“Here I must say something briefly about the standard language that neuroscience has come to assume in the last fifty or so years (the subject deserves extended treatment). Even in sober neuroscience textbooks we are routinely told that bits of the brain “process information,” “send signals,” and “receive messages”—as if this were as uncontroversial as electrical and chemical processes occurring in the brain. We need to scrutinize such talk with care. Why exactly is it thought that the brain can be described in these ways? It is a collection of biological cells like any bodily organ, much like the liver or the heart, which are not apt to be described in informational terms. It can hardly be claimed that we have observed information transmission in the brain, as we have observed certain chemicals; this is a purely theoretical description of what is going on. So what is the basis for the theory?

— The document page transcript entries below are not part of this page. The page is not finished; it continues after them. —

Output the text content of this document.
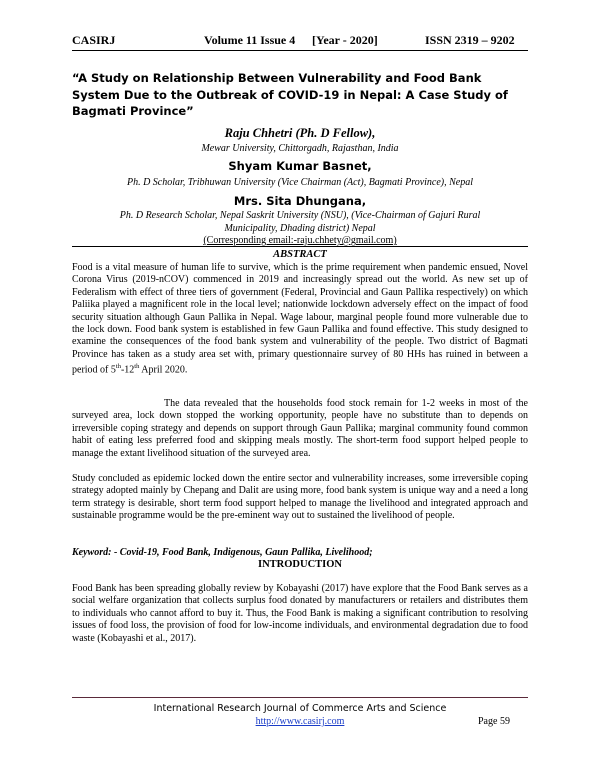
CASIRJ	Volume 11 Issue 4 [Year - 2020]	ISSN 2319 – 9202
“A Study on Relationship Between Vulnerability and Food Bank System Due to the Outbreak of COVID-19 in Nepal: A Case Study of Bagmati Province”
Raju Chhetri (Ph. D Fellow),
Mewar University, Chittorgadh, Rajasthan, India
Shyam Kumar Basnet,
Ph. D Scholar, Tribhuwan University (Vice Chairman (Act), Bagmati Province), Nepal
Mrs. Sita Dhungana,
Ph. D Research Scholar, Nepal Saskrit University (NSU), (Vice-Chairman of Gajuri Rural Municipality, Dhading district) Nepal
(Corresponding email:-raju.chhety@gmail.com)
ABSTRACT

Food is a vital measure of human life to survive, which is the prime requirement when pandemic ensued, Novel Corona Virus (2019-nCOV) commenced in 2019 and increasingly spread out the world. As new set up of Federalism with effect of three tiers of government (Federal, Provincial and Gaun Pallika respectively) on which Paliika played a magnificent role in the local level; nationwide lockdown adversely effect on the impact of food security situation although Gaun Pallika in Nepal. Wage labour, marginal people found more vulnerable due to the lock down. Food bank system is established in few Gaun Pallika and found effective. This study designed to examine the consequences of the food bank system and vulnerability of the people. Two district of Bagmati Province has taken as a study area set with, primary questionnaire survey of 80 HHs has ruined in between a period of 5th-12th April 2020.

The data revealed that the households food stock remain for 1-2 weeks in most of the surveyed area, lock down stopped the working opportunity, people have no substitute than to depends on irreversible coping strategy and depends on support through Gaun Pallika; marginal community found common habit of eating less preferred food and skipping meals mostly. The short-term food support helped people to manage the extant livelihood situation of the surveyed area.

Study concluded as epidemic locked down the entire sector and vulnerability increases, some irreversible coping strategy adopted mainly by Chepang and Dalit are using more, food bank system is unique way and a need a long term strategy is desirable, short term food support helped to manage the livelihood and integrated approach and sustainable programme would be the pre-eminent way out to sustained the livelihood of people.

Keyword: - Covid-19, Food Bank, Indigenous, Gaun Pallika, Livelihood;
INTRODUCTION

Food Bank has been spreading globally review by Kobayashi (2017) have explore that the Food Bank serves as a social welfare organization that collects surplus food donated by manufacturers or retailers and distributes them to individuals who cannot afford to buy it. Thus, the Food Bank is making a significant contribution to resolving issues of food loss, the provision of food for low-income individuals, and environmental degradation due to food waste (Kobayashi et al., 2017).

International Research Journal of Commerce Arts and Science
http://www.casirj.com	Page 59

The answer must surely be that the brain is causally connected to the mind and the mind contains and processes information. That is, a conscious subject has knowledge, memory, perception, and the power of reason—I have various kinds of information at my disposal. No doubt I have this information because of activity in my brain, but it doesn’t follow that my brain also has such information, still less microscopic bits of it. Why do we say that telephone lines convey information? Not because they are intrinsically informational, but because conscious subjects are at either end of them, exchanging information in the ordinary sense. Without the conscious subjects and their informational states, wires and neurons would not warrant being described in informational terms.”— Homunculism by Colin McGinn [New York Review of Books] (via thenoobyorker)
I’ve been trying “perceiving, sensing, sense-making, organism” to break with the “brain as computer” and “body as machine” metaphors.